Pero ratificar que la nación que se arroga el derecho de certificar a otros países en derechos humanos tolera la tortura es algo que vuelve y nos sorprende; aunque ya supiéramos, por ejemplo, que el gobierno norteamericano de turno tuvo que ver con el golpe que instaló a los militares en Brasil; o tuviéramos claro, por el Informe Taguba, que el ejército estadounidense ha sometido a los presos iraquíes en Abu Grahib a toda clase de torturas y violaciones de los derechos humanos: sacarles fotografías en posiciones indignas a los prisioneros muertos, sodomizar a los detenidos con luces químicas y palos de escobas, forzarlos a masturbarse para fotografiarlos y grabarlos, patearlos y amenazarlos con corriente eléctrica, entre otras muchas vejaciones.
Esta semana la noticia fue que la CIA ha hecho lo mismo con los sospechosos de participar en los atentados contra las Torres Gemelas. Sus “severas técnicas de interrogación”, un eufemismo para la tortura, incluyen maltratos tan atroces como mantener a los detenidos desnudos y privados del sueño hasta siete días, causándoles a veces la muerte. Todo con manual en mano, redactado por los “expertos” en causar sufrimiento a los humanos.
¿Podemos, después de leer estos documentos, hablar todavía de civilización? Como una broma cruel, el informe se divulgó unas horas antes de la celebración del Día Internacional de los Derechos Humanos. Y lo sacó a la luz, valientemente, y a pesar de la furiosa oposición de los republicanos, la mayoría demócrata de la Comisión de Inteligencia del Senado, porque, hay que decirlo, la democracia norteamericana es capaz, por lo menos, de denunciar la podredumbre de sus instituciones. Lo cual no significa, necesariamente, que vaya a haber sanciones, porque el aparato estatal se encarga de blindar hasta donde puede a sus torturadores, excusándose en que es la única forma de contrarrestar al enemigo. A pesar de que una y otra vez estos métodos resulten menos eficaces de lo que pretenden.
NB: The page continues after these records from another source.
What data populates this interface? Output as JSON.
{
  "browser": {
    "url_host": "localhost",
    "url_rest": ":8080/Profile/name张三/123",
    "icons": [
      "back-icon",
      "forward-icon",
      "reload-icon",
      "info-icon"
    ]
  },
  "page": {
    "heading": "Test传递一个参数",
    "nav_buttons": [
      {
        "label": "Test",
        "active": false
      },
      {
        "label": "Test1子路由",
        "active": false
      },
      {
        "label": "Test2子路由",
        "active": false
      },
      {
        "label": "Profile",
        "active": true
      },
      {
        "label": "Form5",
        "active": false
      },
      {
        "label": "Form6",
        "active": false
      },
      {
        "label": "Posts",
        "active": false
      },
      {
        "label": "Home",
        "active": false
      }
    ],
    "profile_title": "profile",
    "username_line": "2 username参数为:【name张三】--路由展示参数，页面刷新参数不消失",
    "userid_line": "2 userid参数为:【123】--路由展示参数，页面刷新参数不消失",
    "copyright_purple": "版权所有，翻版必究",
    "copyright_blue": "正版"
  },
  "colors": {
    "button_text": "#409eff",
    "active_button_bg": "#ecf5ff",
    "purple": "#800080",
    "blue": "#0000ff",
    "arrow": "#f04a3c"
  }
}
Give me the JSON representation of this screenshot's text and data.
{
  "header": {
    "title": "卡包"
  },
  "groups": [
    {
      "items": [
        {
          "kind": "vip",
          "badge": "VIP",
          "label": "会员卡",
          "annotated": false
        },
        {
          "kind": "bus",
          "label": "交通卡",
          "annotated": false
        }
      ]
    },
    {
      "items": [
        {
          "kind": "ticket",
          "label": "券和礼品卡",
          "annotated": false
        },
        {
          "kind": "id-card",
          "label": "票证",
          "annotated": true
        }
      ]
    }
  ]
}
En Colombia, donde la violencia del Estado ha existido siempre y donde muchas de las masacres y torturas llevadas a cabo por los paramilitares han contado con la participación o la complicidad de miembros del Ejército o la Policía —aunque no tengan manual—, empiezan a saberse ciertas verdades. La Corte Interamericana de Derechos Humanos acaba de confirmar que en la retoma del Palacio de Justicia —buscando información en cualquier parte, aunque fuera en los empleados de la cafetería, que nada podían confesar— algunos agentes del Estado fueron responsables de la desaparición de 10 personas, del asesinato de otras tres y de torturas a cuatro jóvenes. Pero de otros casos falta mucho por saberse: por ejemplo, quiénes fueron los autores de las más de tres mil víctimas de los falsos positivos, ejecuciones que se llevaron a cabo, no en nombre de la patria, sino para obtener recompensas monetarias, permisos o ascensos. Qué canallada.